No kidding.  When you think of turning tasks over to the UN, remember that over half the membership and the bureaucracy is dominated by officials from dictatorships.  Turning the Internet over to the UN means turning it over to Robert Mugabe and Hugo Chavez and Fidel Castro and Kim Il Sung.  And to Syria and Saudi Arabia and Iran.  And don't forget China, currently in the middle of the largest and most aggressive government Internet censorship project in the world.

New Chinese regulations governing Internet
news content tighten the noose on freewheeling bloggers and aim to rein
in the medium that is a growing source of information for the
mainland's more than 100 million users.

The day we hand the Internet over to the UN is the day we should start building a new one.

5 Comments

  1. Duane Gran:

    One of the problems with ICANN and the internet domain registry is the creation of false scarcity. There is, for example, no reason why you shouldn't be able to register a domain name of coyoteblog.whatever. The common suffixes of com, org, net and all the country codes are a useful naming convention, but there is no technical motivation for limiting the namespace.

  2. Doug:

    The "main computers that direct traffic on the Internet" are just the root nameservers, and there's really nothing other than convention and tradition that gives those nameservers monopoly power to control domain names. Nameservers are what take something like "www.coyoteblog.com" and turn it into an IP address in order to connect to the web site. It would be trivially easy, from a technology point of view, to set up a parallel set of root nameservers. End users have the capability now to decide which nameservers they use (few know how since they have no reason to, but it's not hard to do), so it would just be a matter of getting users to decide to switch. If EU wanted, they could set up their own root nameservers and ask/tell the European ISPs to use theirs instead of ICANN's.

  3. Highway:

    Actually, I think it would be easier to get the users to 'switch' than you think, Doug, since most people get the address for their name server from the DHCP server of their ISP. So getting an ISP to switch would be the big thing, then they'd just send the new address for the different name server to all their customers who haven't set up different nameservers.

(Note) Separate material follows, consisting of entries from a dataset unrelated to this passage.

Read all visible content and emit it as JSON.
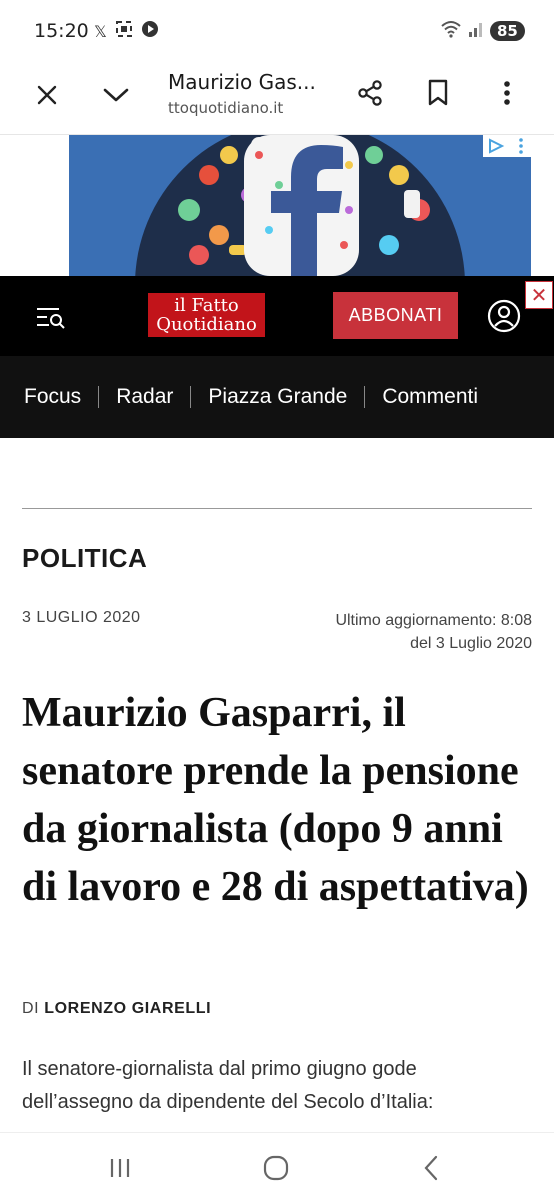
{
  "status_bar": {
    "time": "15:20",
    "battery": "85",
    "icons_left": [
      "x-icon",
      "screenshot-icon",
      "record-icon"
    ],
    "icons_right": [
      "wifi-icon",
      "signal-icon"
    ]
  },
  "toolbar": {
    "title": "Maurizio Gas...",
    "url": "ttoquotidiano.it"
  },
  "site": {
    "logo_line1": "il Fatto",
    "logo_line2": "Quotidiano",
    "subscribe_label": "ABBONATI",
    "close_label": "✕"
  },
  "nav": {
    "items": [
      "Focus",
      "Radar",
      "Piazza Grande",
      "Commenti"
    ]
  },
  "article": {
    "category": "POLITICA",
    "date": "3 LUGLIO 2020",
    "updated_line1": "Ultimo aggiornamento: 8:08",
    "updated_line2": "del 3 Luglio 2020",
    "headline": "Maurizio Gasparri, il senatore prende la pensione da giornalista (dopo 9 anni di lavoro e 28 di aspettativa)",
    "byline_prefix": "DI",
    "author": "LORENZO GIARELLI",
    "body_line1": "Il senatore-giornalista dal primo giugno gode",
    "body_line2": "dell’assegno da dipendente del Secolo d’Italia:"
  },
  "colors": {
    "brand_red": "#c2141a",
    "subscribe_red": "#c8323b",
    "header_bg": "#000000"
  }
}
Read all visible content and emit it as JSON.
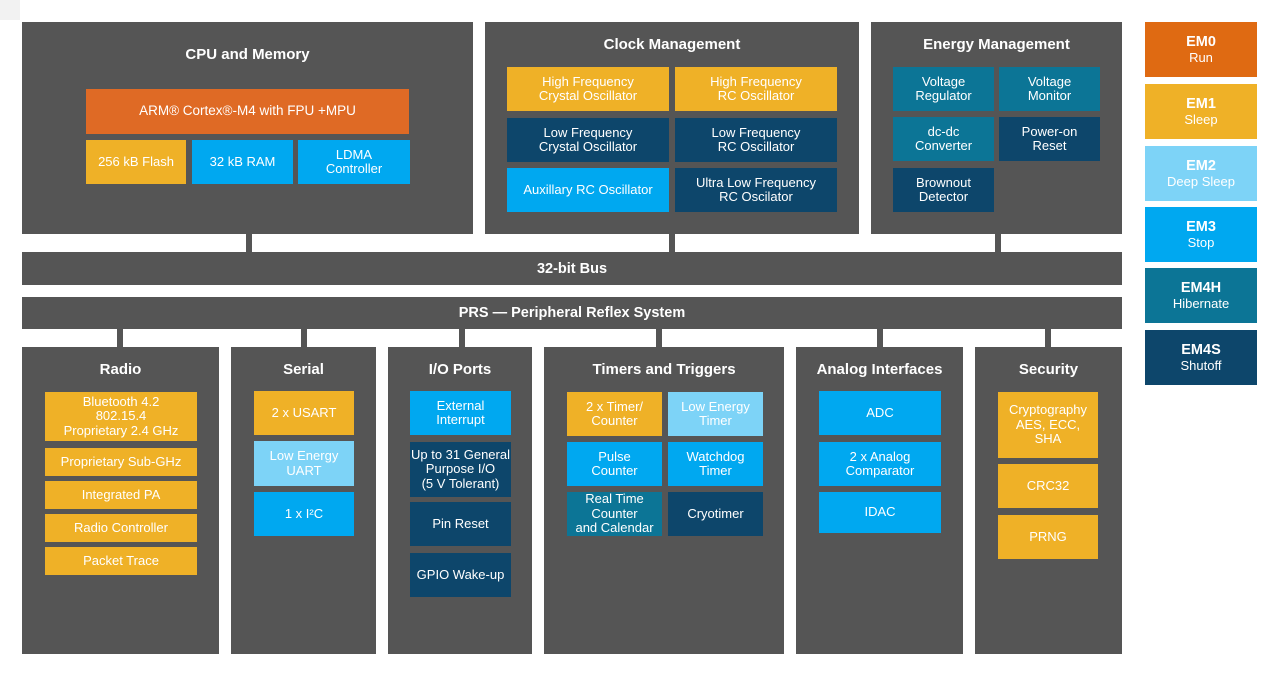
{
  "diagram": {
    "top_blocks": [
      {
        "title": "CPU and Memory",
        "tiles": [
          {
            "label": "ARM® Cortex®-M4 with FPU +MPU",
            "color": "#df6a25"
          },
          {
            "label": "256 kB Flash",
            "color": "#efb127"
          },
          {
            "label": "32 kB RAM",
            "color": "#00a8f0"
          },
          {
            "label": "LDMA\nController",
            "color": "#00a8f0"
          }
        ]
      },
      {
        "title": "Clock Management",
        "tiles": [
          {
            "label": "High Frequency\nCrystal Oscillator",
            "color": "#efb127"
          },
          {
            "label": "High Frequency\nRC Oscillator",
            "color": "#efb127"
          },
          {
            "label": "Low Frequency\nCrystal Oscillator",
            "color": "#0d466b"
          },
          {
            "label": "Low Frequency\nRC Oscillator",
            "color": "#0d466b"
          },
          {
            "label": "Auxillary RC Oscillator",
            "color": "#00a8f0"
          },
          {
            "label": "Ultra Low Frequency\nRC Oscilator",
            "color": "#0d466b"
          }
        ]
      },
      {
        "title": "Energy Management",
        "tiles": [
          {
            "label": "Voltage\nRegulator",
            "color": "#0c7596"
          },
          {
            "label": "Voltage\nMonitor",
            "color": "#0c7596"
          },
          {
            "label": "dc-dc\nConverter",
            "color": "#0c7596"
          },
          {
            "label": "Power-on\nReset",
            "color": "#0d466b"
          },
          {
            "label": "Brownout\nDetector",
            "color": "#0d466b"
          }
        ]
      }
    ],
    "bus_label": "32-bit Bus",
    "prs_label": "PRS — Peripheral Reflex System",
    "bottom_blocks": [
      {
        "title": "Radio",
        "tiles": [
          {
            "label": "Bluetooth 4.2\n802.15.4\nProprietary 2.4 GHz",
            "color": "#efb127"
          },
          {
            "label": "Proprietary Sub-GHz",
            "color": "#efb127"
          },
          {
            "label": "Integrated PA",
            "color": "#efb127"
          },
          {
            "label": "Radio Controller",
            "color": "#efb127"
          },
          {
            "label": "Packet Trace",
            "color": "#efb127"
          }
        ]
      },
      {
        "title": "Serial",
        "tiles": [
          {
            "label": "2 x USART",
            "color": "#efb127"
          },
          {
            "label": "Low Energy\nUART",
            "color": "#7dd3f7"
          },
          {
            "label": "1 x I²C",
            "color": "#00a8f0"
          }
        ]
      },
      {
        "title": "I/O Ports",
        "tiles": [
          {
            "label": "External\nInterrupt",
            "color": "#00a8f0"
          },
          {
            "label": "Up to 31 General\nPurpose I/O\n(5 V Tolerant)",
            "color": "#0d466b"
          },
          {
            "label": "Pin Reset",
            "color": "#0d466b"
          },
          {
            "label": "GPIO Wake-up",
            "color": "#0d466b"
          }
        ]
      },
      {
        "title": "Timers and Triggers",
        "tiles": [
          {
            "label": "2 x Timer/\nCounter",
            "color": "#efb127"
          },
          {
            "label": "Low Energy\nTimer",
            "color": "#7dd3f7"
          },
          {
            "label": "Pulse\nCounter",
            "color": "#00a8f0"
          },
          {
            "label": "Watchdog\nTimer",
            "color": "#00a8f0"
          },
          {
            "label": "Real Time\nCounter\nand Calendar",
            "color": "#0c7596"
          },
          {
            "label": "Cryotimer",
            "color": "#0d466b"
          }
        ]
      },
      {
        "title": "Analog Interfaces",
        "tiles": [
          {
            "label": "ADC",
            "color": "#00a8f0"
          },
          {
            "label": "2 x Analog\nComparator",
            "color": "#00a8f0"
          },
          {
            "label": "IDAC",
            "color": "#00a8f0"
          }
        ]
      },
      {
        "title": "Security",
        "tiles": [
          {
            "label": "Cryptography\nAES, ECC,\nSHA",
            "color": "#efb127"
          },
          {
            "label": "CRC32",
            "color": "#efb127"
          },
          {
            "label": "PRNG",
            "color": "#efb127"
          }
        ]
      }
    ]
  },
  "energy_modes": [
    {
      "code": "EM0",
      "label": "Run",
      "color": "#df6a12"
    },
    {
      "code": "EM1",
      "label": "Sleep",
      "color": "#efb127"
    },
    {
      "code": "EM2",
      "label": "Deep Sleep",
      "color": "#7dd3f7"
    },
    {
      "code": "EM3",
      "label": "Stop",
      "color": "#00a8f0"
    },
    {
      "code": "EM4H",
      "label": "Hibernate",
      "color": "#0c7596"
    },
    {
      "code": "EM4S",
      "label": "Shutoff",
      "color": "#0d466b"
    }
  ]
}
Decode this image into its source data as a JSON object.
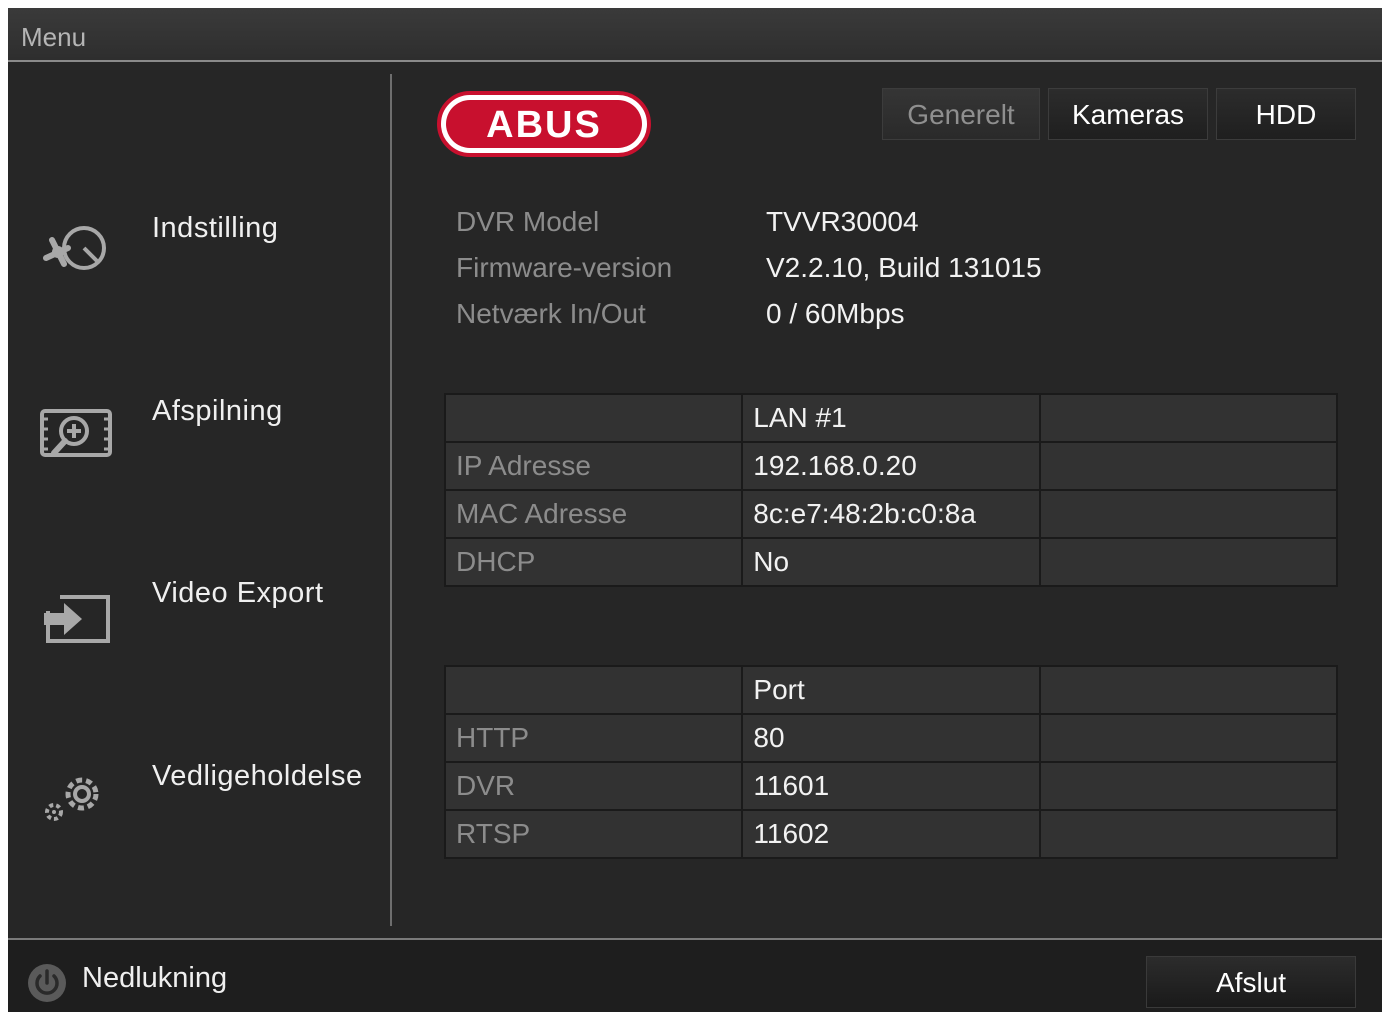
{
  "window": {
    "title": "Menu"
  },
  "sidebar": {
    "items": [
      {
        "label": "Indstilling",
        "icon": "settings-tools-icon"
      },
      {
        "label": "Afspilning",
        "icon": "playback-search-icon"
      },
      {
        "label": "Video Export",
        "icon": "export-icon"
      },
      {
        "label": "Vedligeholdelse",
        "icon": "maintenance-gears-icon"
      }
    ]
  },
  "header": {
    "logo_text": "ABUS",
    "tabs": [
      {
        "label": "Generelt",
        "active": true
      },
      {
        "label": "Kameras",
        "active": false
      },
      {
        "label": "HDD",
        "active": false
      }
    ]
  },
  "info": {
    "rows": [
      {
        "label": "DVR Model",
        "value": "TVVR30004"
      },
      {
        "label": "Firmware-version",
        "value": "V2.2.10, Build 131015"
      },
      {
        "label": "Netværk In/Out",
        "value": "0 / 60Mbps"
      }
    ]
  },
  "network_table": {
    "header": [
      "",
      "LAN #1",
      ""
    ],
    "rows": [
      [
        "IP Adresse",
        "192.168.0.20",
        ""
      ],
      [
        "MAC Adresse",
        "8c:e7:48:2b:c0:8a",
        ""
      ],
      [
        "DHCP",
        "No",
        ""
      ]
    ]
  },
  "port_table": {
    "header": [
      "",
      "Port",
      ""
    ],
    "rows": [
      [
        "HTTP",
        "80",
        ""
      ],
      [
        "DVR",
        "11601",
        ""
      ],
      [
        "RTSP",
        "11602",
        ""
      ]
    ]
  },
  "footer": {
    "shutdown_label": "Nedlukning",
    "exit_label": "Afslut"
  },
  "colors": {
    "background": "#262626",
    "logo_red": "#c8102e",
    "label_gray": "#8c8c8c",
    "value_white": "#f2f2f2"
  }
}
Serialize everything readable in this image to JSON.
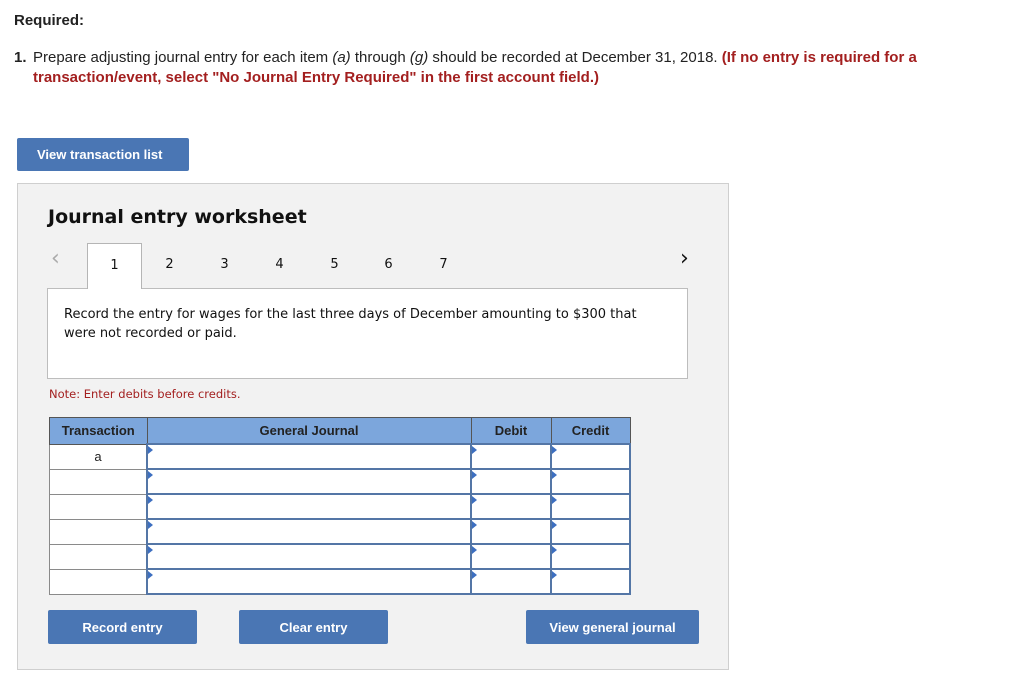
{
  "required_heading": "Required:",
  "instruction": {
    "number": "1.",
    "text_part1": "Prepare adjusting journal entry for each item ",
    "item_a": "(a)",
    "text_part2": " through ",
    "item_g": "(g)",
    "text_part3": " should be recorded at December 31, 2018. ",
    "red_line1": "(If no entry is required for a",
    "red_line2": "transaction/event, select \"No Journal Entry Required\" in the first account field.)"
  },
  "view_transaction_list_label": "View transaction list",
  "worksheet": {
    "title": "Journal entry worksheet",
    "prev_icon": "chevron-left-icon",
    "next_icon": "chevron-right-icon",
    "tabs": [
      "1",
      "2",
      "3",
      "4",
      "5",
      "6",
      "7"
    ],
    "active_tab": "1",
    "description": "Record the entry for wages for the last three days of December amounting to $300 that were not recorded or paid.",
    "note": "Note: Enter debits before credits.",
    "table": {
      "headers": [
        "Transaction",
        "General Journal",
        "Debit",
        "Credit"
      ],
      "rows": [
        {
          "transaction": "a",
          "account": "",
          "debit": "",
          "credit": ""
        },
        {
          "transaction": "",
          "account": "",
          "debit": "",
          "credit": ""
        },
        {
          "transaction": "",
          "account": "",
          "debit": "",
          "credit": ""
        },
        {
          "transaction": "",
          "account": "",
          "debit": "",
          "credit": ""
        },
        {
          "transaction": "",
          "account": "",
          "debit": "",
          "credit": ""
        },
        {
          "transaction": "",
          "account": "",
          "debit": "",
          "credit": ""
        }
      ]
    },
    "buttons": {
      "record": "Record entry",
      "clear": "Clear entry",
      "view_journal": "View general journal"
    }
  },
  "colors": {
    "button_blue": "#4a76b4",
    "header_blue": "#7ca6dc",
    "cell_border": "#5476a6",
    "note_red": "#a31f1f"
  }
}
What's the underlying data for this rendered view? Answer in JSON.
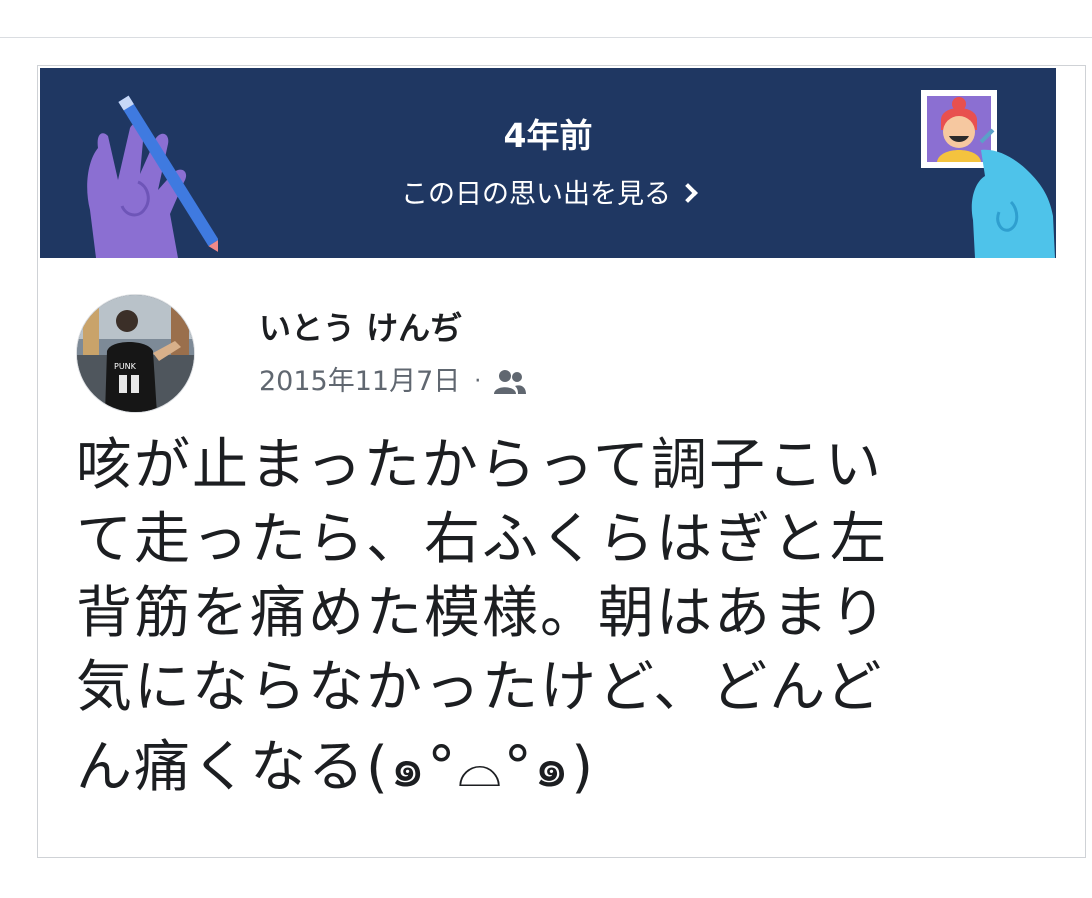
{
  "memory_banner": {
    "years_ago": "4年前",
    "see_memories_link": "この日の思い出を見る"
  },
  "post": {
    "author_name": "いとう けんぢ",
    "date": "2015年11月7日",
    "separator": "·",
    "audience_icon": "friends-icon",
    "text_lines": [
      "咳が止まったからって調子こい",
      "て走ったら、右ふくらはぎと左",
      "背筋を痛めた模様。朝はあまり",
      "気にならなかったけど、どんど",
      "ん痛くなる(๑°⌓°๑)"
    ]
  },
  "colors": {
    "banner_bg": "#1f3762",
    "hand_left": "#8b6fd2",
    "hand_right": "#4ec3ea",
    "pencil": "#3f7ae0",
    "text_primary": "#1c1e21",
    "text_secondary": "#606770"
  }
}
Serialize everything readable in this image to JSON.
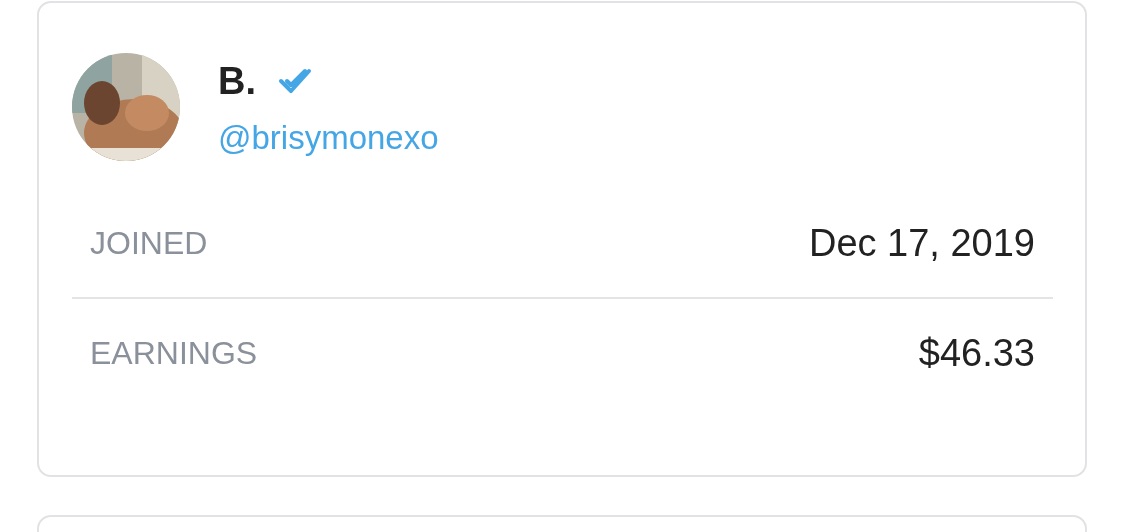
{
  "profile": {
    "name": "B.",
    "verified": true,
    "handle": "@brisymonexo"
  },
  "stats": [
    {
      "label": "JOINED",
      "value": "Dec 17, 2019"
    },
    {
      "label": "EARNINGS",
      "value": "$46.33"
    }
  ]
}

Things like this have already happened, such as the brouhaha Comcast got into shortly after they switched from @Home to their own providing. They directed many subscribers through proxy caches, with the ability to change ads, block certain content, etc. This idea was stopped by outcry from their customer base, although I wouldn't be surprised if they or someone else tried to implement it again.

  4. Inactivist:

    Actually, if we ever do hand over control of the internet to the UN, that will tell you that we are going to roll out a 'new' internet - we have a history of 'selling' unwanted and unprofitable junk to governments (AmTrak, for instance). The internet infrastructure is no different... they'll let go of it as soon as it's no longer worth anything and a replacement is ready. :D

  5. litz:

    If the internet does come under U.N. control, I think we must refuse to use it. Seriously. I know we're all extremely used to routine internet use, but I will disconnect. I will not pay "global" taxes via my internet connection or contribute in any way to the confiscation of a technology that was invented, funded, and maintained by Americans who generously allow the world access to this tool.

    It is not a natural resource that has to be shared, it is literally computers sitting on U.S. soil and our government does not have the constitutional right to relinquish U.S. sovereignty to foreign powers in any way.